Wilson’s post-Shell years have been brimming with geologic projects. In addition to serving in prestigious positions with AAPG and AGI, he enjoyed a busy life as a consultant for domestic and foreign clients. Among such activities was leading a group of geologists on a mutual exchange lecture tour to China under the auspices of the People to People Program. One of his life-long interests was observing the interrelationships between bedrock, resultant soils, and the natural preference of certain vegetation for soils of a particular geologic formation. As a connoisseur of wines, and particularly French wines, he embarked on a study of French “terroir, ” the geologic and climatic components that create the environments in which various French grapes flourish. The culmination of his curiosity and research resulted in his 1998 book, entitled Terroir — The Role of Geology, Climate, and Culture in the Making of French Wines. He actually preferred his original title, “Wine on the Rocks… with a Splash of History”, but was convinced to help popularize the term “terroir” in order to reinforce the interrelated importance of many geologic and climatic factors. How fitting for a man who promoted the interrelationships of scientific contributions! It is a beautifully crafted book that illustrates convincingly the connections between stratigraphy, microclimatic conditions, subsurface structure, cultural practices, history, and wine. As an aside, I cannot tell you how many people, seeing me with a copy of this book, asked why I was reading about “terror”! It became a wonderful opportunity to explain to them what I was really reading and why.

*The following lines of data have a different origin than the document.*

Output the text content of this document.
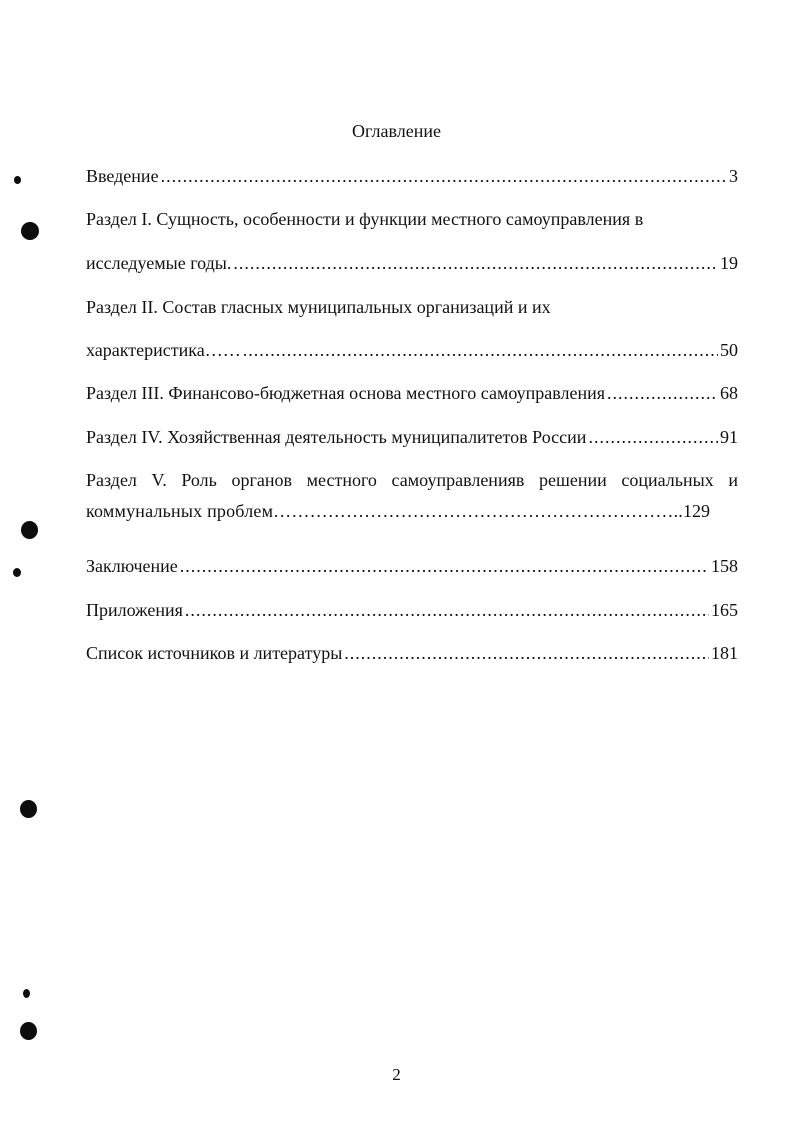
Оглавление
Введение .....	3
Раздел I. Сущность, особенности и функции местного самоуправления в
исследуемые годы. .....	19
Раздел II. Состав гласных муниципальных организаций и их
характеристика…… .....	50
Раздел III. Финансово-бюджетная основа местного самоуправления .....	68
Раздел IV. Хозяйственная деятельность муниципалитетов России .....	91
Раздел V. Роль органов местного самоуправленияв решении социальных и
коммунальных проблем………………………………………………………….. 129
Заключение .....	158
Приложения .....	165
Список источников и литературы .....	181
2
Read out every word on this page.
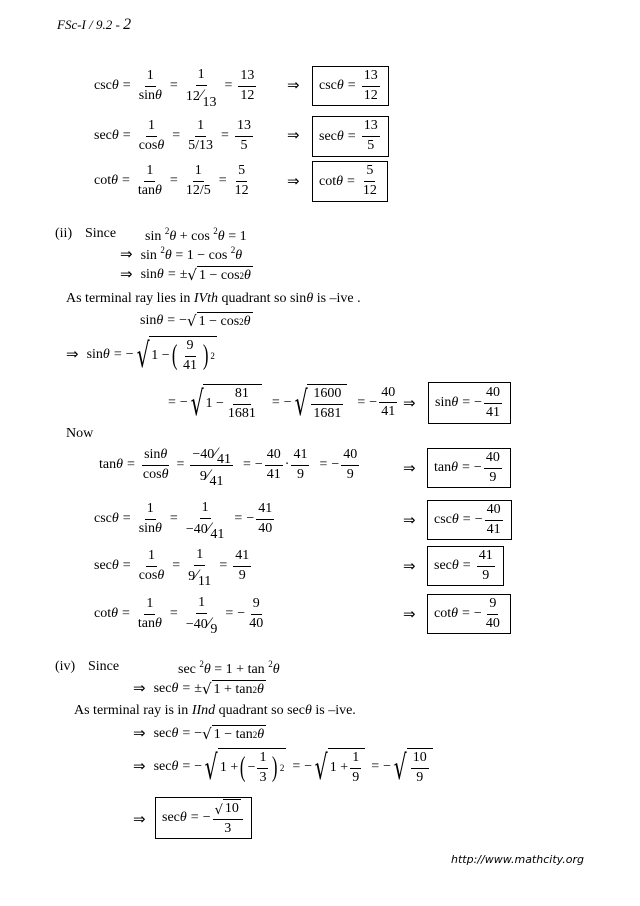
FSc-I / 9.2 - 2
$\csc \theta = \frac{1}{\sin\theta} = \frac{1}{12⁄13} = \frac{13}{12}$ ⇒ $\csc \theta = \frac{13}{12}$
$\sec \theta = \frac{1}{\cos\theta} = \frac{1}{5/13} = \frac{13}{5}$ ⇒ $\sec \theta = \frac{13}{5}$
$\cot \theta = \frac{1}{\tan\theta} = \frac{1}{12/5} = \frac{5}{12}$ ⇒ $\cot \theta = \frac{5}{12}$
(ii) Since sin $^2$θ + cos $^2$θ = 1
⇒ sin $^2$θ = 1 − cos $^2$θ
⇒ sin θ = ± √ 1 − cos 2 θ
As terminal ray lies in IVth quadrant so sinθ is –ive .
sin θ = − √ 1 − cos 2 θ
⇒ sin θ = − √ 1 − ( $\frac{9}{41}$ ) 2
= − √ $1 - \frac{81}{1681}$ = − √ $\frac{1600}{1681}$ = − $\frac{40}{41}$ ⇒ sin θ = − $\frac{40}{41}$
Now
$\tan \theta = \frac{\sin\theta}{\cos\theta} = \frac{-40⁄41}{9⁄41}$ = − $\frac{40}{41} \cdot \frac{41}{9}$ = − $\frac{40}{9}$	⇒ tan θ = − $\frac{40}{9}$
$\csc \theta = \frac{1}{\sin\theta} = \frac{1}{-40⁄41}$ = − $\frac{41}{40}$	⇒ csc θ = − $\frac{40}{41}$
$\sec \theta = \frac{1}{\cos\theta} = \frac{1}{9⁄11} = \frac{41}{9}$	⇒ $\sec \theta = \frac{41}{9}$
$\cot \theta = \frac{1}{\tan\theta} = \frac{1}{-40⁄9}$ = − $\frac{9}{40}$	⇒ cot θ = − $\frac{9}{40}$
(iv) Since	sec $^2$θ = 1 + tan $^2$θ
⇒ sec θ = ± √ 1 + tan 2 θ
As terminal ray is in IInd quadrant so secθ is –ive.
⇒ sec θ = − √ 1 − tan 2 θ
⇒ sec θ = − √ 1 + ( − $\frac{1}{3}$ ) 2 = − √ $1 + \frac{1}{9}$ = − √ $\frac{10}{9}$
⇒ sec θ = − $\frac{√ 10}{3}$
http://www.mathcity.org
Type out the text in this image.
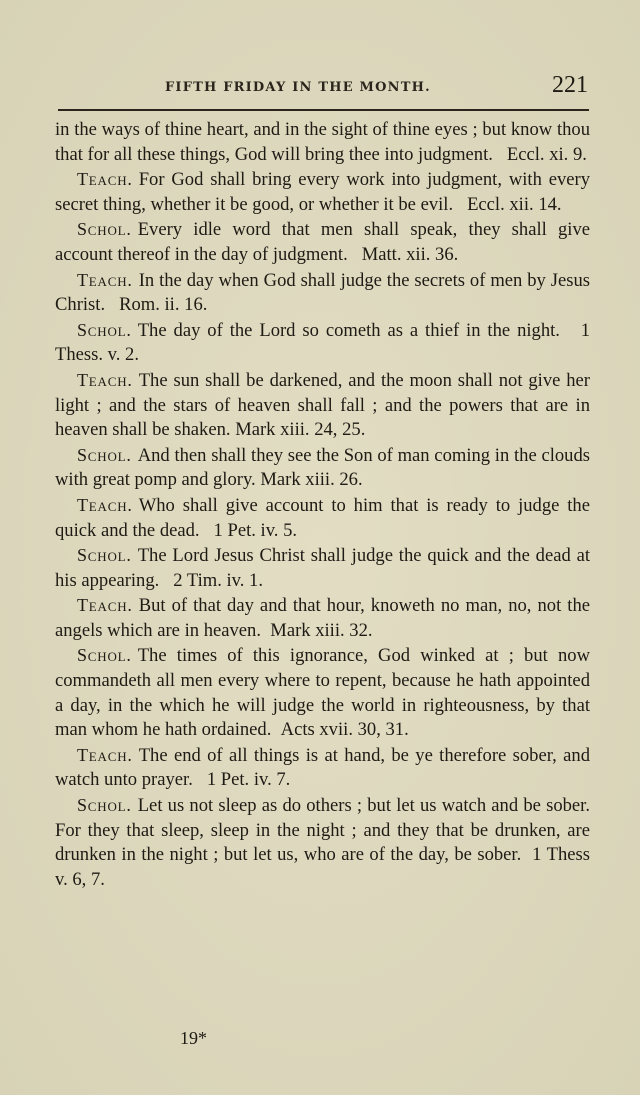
FIFTH FRIDAY IN THE MONTH.	221

in the ways of thine heart, and in the sight of thine eyes ; but know thou that for all these things, God will bring thee into judgment. Eccl. xi. 9.

Teach. For God shall bring every work into judgment, with every secret thing, whether it be good, or whether it be evil. Eccl. xii. 14.

Schol. Every idle word that men shall speak, they shall give account thereof in the day of judgment. Matt. xii. 36.

Teach. In the day when God shall judge the secrets of men by Jesus Christ. Rom. ii. 16.

Schol. The day of the Lord so cometh as a thief in the night. 1 Thess. v. 2.

Teach. The sun shall be darkened, and the moon shall not give her light ; and the stars of heaven shall fall ; and the powers that are in heaven shall be shaken. Mark xiii. 24, 25.

Schol. And then shall they see the Son of man coming in the clouds with great pomp and glory. Mark xiii. 26.

Teach. Who shall give account to him that is ready to judge the quick and the dead. 1 Pet. iv. 5.

Schol. The Lord Jesus Christ shall judge the quick and the dead at his appearing. 2 Tim. iv. 1.

Teach. But of that day and that hour, knoweth no man, no, not the angels which are in heaven. Mark xiii. 32.

Schol. The times of this ignorance, God winked at ; but now commandeth all men every where to repent, because he hath appointed a day, in the which he will judge the world in righteousness, by that man whom he hath ordained. Acts xvii. 30, 31.

Teach. The end of all things is at hand, be ye therefore sober, and watch unto prayer. 1 Pet. iv. 7.

Schol. Let us not sleep as do others ; but let us watch and be sober. For they that sleep, sleep in the night ; and they that be drunken, are drunken in the night ; but let us, who are of the day, be sober. 1 Thess v. 6, 7.

19*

Wilson’s wartime experience helped to cultivate this interest in geomorphology. After extensive hospitalization following wounds sustained at Normandy with the Third Armored Spearhead Division, he was assigned as an instructor in Military Intelligence at the Command and Staff College of Ft. Leavenworth, Kansas. As a part of his lectures, he emphasized the importance of geology in the analysis of enemy terrain, eventually publishing an article titled “Geology, The Fourth Dimension of Terrain.” The important thread of surface geology is one that binds Wilson’s geologic and military history together.
Jim Wilson is now in the process of compiling his geologic and personal memoirs for his family. He worked with his administrative assistant, Marguerite Bradford, receiving editorial help from his wife (now deceased), his two daughters, and his grandchildren, all of whom assisted in some fashion with his “Terroir” book. He is now compiling several fascinating volumes that describe, in a colorful, and often-humorous manner, what life in the oil patch was like during his career in the mid- to late 1900s. He has included an extensive supply of photographs, newspaper articles, and other memorabilia that enhance the historical fascination of his experiences. Having met his two daughters and one of his granddaughters, I know that they are thrilled to have these family records, but I cannot help but think that they would be of great interest to the geologic community at large!